Muriatic Acid Treatment For Hydrazzo Marks?


LifeTime Supporter
Jun 12, 2008
Thornton, PA
Hey Folks-

Had my pool installed recently and they finished it this spring. The Plaster/ Hydrazzo crew came out on a rainy Thursday to install the Hydrazzo, and took the better part of the day to finish the job. When the rain started, the built a tent over my pool so the could get the work done -that may be irrelivant -not sure.

The following day, crew #2 showed up to polish the Hydrazzo. These guys spent somewhere in the order of 10 hours doing the polishing and when they were done, there were several marks on my Hydrazzo that I asked about. These were; scuff marks from someone's boots on the floor, light streaks down the walls, and it looks to me that they polished the heck out of the walls and stopped at the floor because there is a distinct line where the walls transition to the floor. Now I know these finishes never look perfect, and that there are natural blemishes, but these marks all seem installer related to me. I asked crew #2 and their crew chief said "Just keep brushing, it will go away..."

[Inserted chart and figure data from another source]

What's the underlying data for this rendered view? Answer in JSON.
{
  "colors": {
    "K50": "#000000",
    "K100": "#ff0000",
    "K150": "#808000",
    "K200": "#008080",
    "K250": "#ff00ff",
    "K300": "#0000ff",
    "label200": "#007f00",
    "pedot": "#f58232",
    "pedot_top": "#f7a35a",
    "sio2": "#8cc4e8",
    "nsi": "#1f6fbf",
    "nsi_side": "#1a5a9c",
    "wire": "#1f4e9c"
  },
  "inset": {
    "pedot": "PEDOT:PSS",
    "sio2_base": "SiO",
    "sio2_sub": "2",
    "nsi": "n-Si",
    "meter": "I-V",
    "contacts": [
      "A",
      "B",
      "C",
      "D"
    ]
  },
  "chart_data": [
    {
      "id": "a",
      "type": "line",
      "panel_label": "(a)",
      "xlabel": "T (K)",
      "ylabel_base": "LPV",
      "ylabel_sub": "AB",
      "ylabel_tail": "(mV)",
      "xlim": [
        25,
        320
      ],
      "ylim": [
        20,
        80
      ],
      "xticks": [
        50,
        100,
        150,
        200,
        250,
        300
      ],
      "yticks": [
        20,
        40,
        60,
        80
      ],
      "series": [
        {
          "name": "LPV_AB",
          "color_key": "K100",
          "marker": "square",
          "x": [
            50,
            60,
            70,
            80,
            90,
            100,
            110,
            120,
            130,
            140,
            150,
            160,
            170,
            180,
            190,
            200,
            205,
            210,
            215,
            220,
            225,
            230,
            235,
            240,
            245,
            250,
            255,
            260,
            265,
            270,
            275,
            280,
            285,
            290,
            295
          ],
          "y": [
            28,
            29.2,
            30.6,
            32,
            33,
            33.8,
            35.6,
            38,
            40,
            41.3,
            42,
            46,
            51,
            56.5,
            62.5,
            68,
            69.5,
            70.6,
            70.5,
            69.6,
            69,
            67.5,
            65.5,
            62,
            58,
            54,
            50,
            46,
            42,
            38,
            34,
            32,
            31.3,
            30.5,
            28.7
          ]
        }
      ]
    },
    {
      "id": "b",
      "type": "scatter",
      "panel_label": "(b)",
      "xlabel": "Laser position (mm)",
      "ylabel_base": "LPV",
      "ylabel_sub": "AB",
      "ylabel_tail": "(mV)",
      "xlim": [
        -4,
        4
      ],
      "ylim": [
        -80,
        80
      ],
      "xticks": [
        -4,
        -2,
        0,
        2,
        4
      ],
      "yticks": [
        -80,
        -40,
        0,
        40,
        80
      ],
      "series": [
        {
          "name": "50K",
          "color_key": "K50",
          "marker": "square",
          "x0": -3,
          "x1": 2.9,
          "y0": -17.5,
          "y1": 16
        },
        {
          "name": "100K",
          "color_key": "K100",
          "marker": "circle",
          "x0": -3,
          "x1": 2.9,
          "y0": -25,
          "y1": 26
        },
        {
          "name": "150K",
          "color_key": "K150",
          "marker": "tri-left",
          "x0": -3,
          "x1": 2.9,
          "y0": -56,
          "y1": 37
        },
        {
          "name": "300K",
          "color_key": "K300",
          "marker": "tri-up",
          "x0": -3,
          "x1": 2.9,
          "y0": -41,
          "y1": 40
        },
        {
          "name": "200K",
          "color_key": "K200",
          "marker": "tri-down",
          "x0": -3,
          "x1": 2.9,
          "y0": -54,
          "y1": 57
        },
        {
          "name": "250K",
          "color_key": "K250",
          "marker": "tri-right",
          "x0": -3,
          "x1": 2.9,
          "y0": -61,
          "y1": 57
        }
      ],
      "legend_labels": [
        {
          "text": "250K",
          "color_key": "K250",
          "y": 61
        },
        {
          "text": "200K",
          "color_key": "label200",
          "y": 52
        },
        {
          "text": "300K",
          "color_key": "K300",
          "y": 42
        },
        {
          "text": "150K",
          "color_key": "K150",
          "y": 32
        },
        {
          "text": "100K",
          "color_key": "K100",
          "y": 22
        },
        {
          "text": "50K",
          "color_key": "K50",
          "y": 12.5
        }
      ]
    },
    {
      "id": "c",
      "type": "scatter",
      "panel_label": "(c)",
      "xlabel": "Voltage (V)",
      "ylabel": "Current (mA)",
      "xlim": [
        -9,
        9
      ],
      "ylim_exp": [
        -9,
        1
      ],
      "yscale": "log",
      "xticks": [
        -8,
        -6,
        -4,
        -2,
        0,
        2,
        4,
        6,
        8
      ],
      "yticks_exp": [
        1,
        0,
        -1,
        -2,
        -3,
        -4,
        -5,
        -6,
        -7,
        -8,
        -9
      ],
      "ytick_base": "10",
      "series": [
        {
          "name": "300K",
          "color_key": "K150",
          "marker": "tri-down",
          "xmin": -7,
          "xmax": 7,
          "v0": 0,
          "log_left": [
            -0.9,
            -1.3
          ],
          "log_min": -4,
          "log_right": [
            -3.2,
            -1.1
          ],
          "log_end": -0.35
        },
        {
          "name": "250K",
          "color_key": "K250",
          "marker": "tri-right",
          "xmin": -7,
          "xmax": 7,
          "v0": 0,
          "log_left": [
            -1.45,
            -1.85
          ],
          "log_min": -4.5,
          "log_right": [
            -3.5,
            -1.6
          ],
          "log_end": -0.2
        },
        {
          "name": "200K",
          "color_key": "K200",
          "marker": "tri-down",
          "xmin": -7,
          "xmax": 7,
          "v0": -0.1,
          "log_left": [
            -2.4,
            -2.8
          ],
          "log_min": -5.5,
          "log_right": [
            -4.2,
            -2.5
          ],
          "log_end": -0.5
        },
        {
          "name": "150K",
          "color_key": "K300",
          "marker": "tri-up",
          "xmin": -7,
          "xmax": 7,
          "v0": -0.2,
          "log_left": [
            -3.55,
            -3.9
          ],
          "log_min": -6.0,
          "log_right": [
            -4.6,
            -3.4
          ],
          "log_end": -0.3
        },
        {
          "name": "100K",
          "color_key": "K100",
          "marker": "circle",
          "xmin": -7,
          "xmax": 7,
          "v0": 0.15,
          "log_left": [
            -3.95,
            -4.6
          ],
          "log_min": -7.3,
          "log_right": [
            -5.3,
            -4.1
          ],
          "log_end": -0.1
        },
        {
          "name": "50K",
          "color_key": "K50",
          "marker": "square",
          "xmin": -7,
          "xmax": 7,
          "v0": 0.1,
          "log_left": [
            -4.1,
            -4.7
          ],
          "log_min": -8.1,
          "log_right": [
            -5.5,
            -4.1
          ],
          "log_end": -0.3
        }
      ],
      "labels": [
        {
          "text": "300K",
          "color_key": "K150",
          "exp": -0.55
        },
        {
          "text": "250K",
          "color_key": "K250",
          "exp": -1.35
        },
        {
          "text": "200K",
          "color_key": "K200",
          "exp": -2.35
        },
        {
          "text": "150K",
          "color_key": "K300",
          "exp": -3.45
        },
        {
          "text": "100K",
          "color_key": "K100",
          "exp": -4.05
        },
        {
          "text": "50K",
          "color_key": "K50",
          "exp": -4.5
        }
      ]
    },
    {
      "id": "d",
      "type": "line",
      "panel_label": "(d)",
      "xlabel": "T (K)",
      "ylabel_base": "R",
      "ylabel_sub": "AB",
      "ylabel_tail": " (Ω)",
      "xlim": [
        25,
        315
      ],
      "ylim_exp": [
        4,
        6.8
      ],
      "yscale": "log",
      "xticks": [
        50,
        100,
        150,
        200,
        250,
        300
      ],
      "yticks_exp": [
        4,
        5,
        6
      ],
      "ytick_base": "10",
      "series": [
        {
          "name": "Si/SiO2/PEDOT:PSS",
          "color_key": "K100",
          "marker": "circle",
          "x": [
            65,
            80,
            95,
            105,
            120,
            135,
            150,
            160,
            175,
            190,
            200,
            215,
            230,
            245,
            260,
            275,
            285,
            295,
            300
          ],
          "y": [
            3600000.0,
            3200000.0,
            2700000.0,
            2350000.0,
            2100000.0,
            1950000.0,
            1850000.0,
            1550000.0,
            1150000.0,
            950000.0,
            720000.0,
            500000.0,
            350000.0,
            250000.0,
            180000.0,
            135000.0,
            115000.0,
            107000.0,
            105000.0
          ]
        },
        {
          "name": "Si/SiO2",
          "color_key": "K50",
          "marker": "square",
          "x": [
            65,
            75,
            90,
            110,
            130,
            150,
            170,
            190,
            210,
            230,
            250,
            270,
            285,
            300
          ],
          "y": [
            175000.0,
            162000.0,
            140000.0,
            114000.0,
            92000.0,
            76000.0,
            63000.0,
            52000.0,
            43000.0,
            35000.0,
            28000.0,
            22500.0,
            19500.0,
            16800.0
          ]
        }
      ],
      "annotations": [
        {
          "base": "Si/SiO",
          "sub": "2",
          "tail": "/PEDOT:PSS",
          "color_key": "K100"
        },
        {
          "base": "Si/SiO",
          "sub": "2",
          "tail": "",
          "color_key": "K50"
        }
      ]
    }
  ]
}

Well, I brushed the heck out of that pool for three+ weeks and saw no improvement so I called Carlton and they sent a guy out to look at it. He agreed that the marks need to be addressed and indicated that one of the crews (not sure which one, did not keep the Hydrazzo wet enough. He offered me 2 options;
1) send a guy down with SCUBA gear to re-polish -which would "make the water cloudy and would not get it all". [Possibly spike my CH as well.]
2) "Treat it chemically" with the water still in it. -Which, now get this, would involve 20+ gallons of Muriatic Acid in my well balanced pool water left in there over several days with lots of brushing.

He seemed to think option #2 would make the finish look consistent and not have any ill effects of the surface or product longevity. I REALLY LOVE the smoothness of my current finish. He re-assured me that would not change. I asked him if he would at least wait until the end of the season to crush my PH and he agreed. Now I am having second thoughts. It just seems as though it can't not have any ill effects, but perhaps by the time anything bad shows up, my warranty will be expired and I'll have no recourse.

I'd appreciate any insights any of you may have as to whether this is the right approach and any suggestions you may have.

Is this a common practice?


The second procedure is an 'acid startup' procedure and is a common way to start new plaster (yes, you have a plaster pool--exposed aggregate finishes are also plaster). It is actually a very common method with exposed aggregates.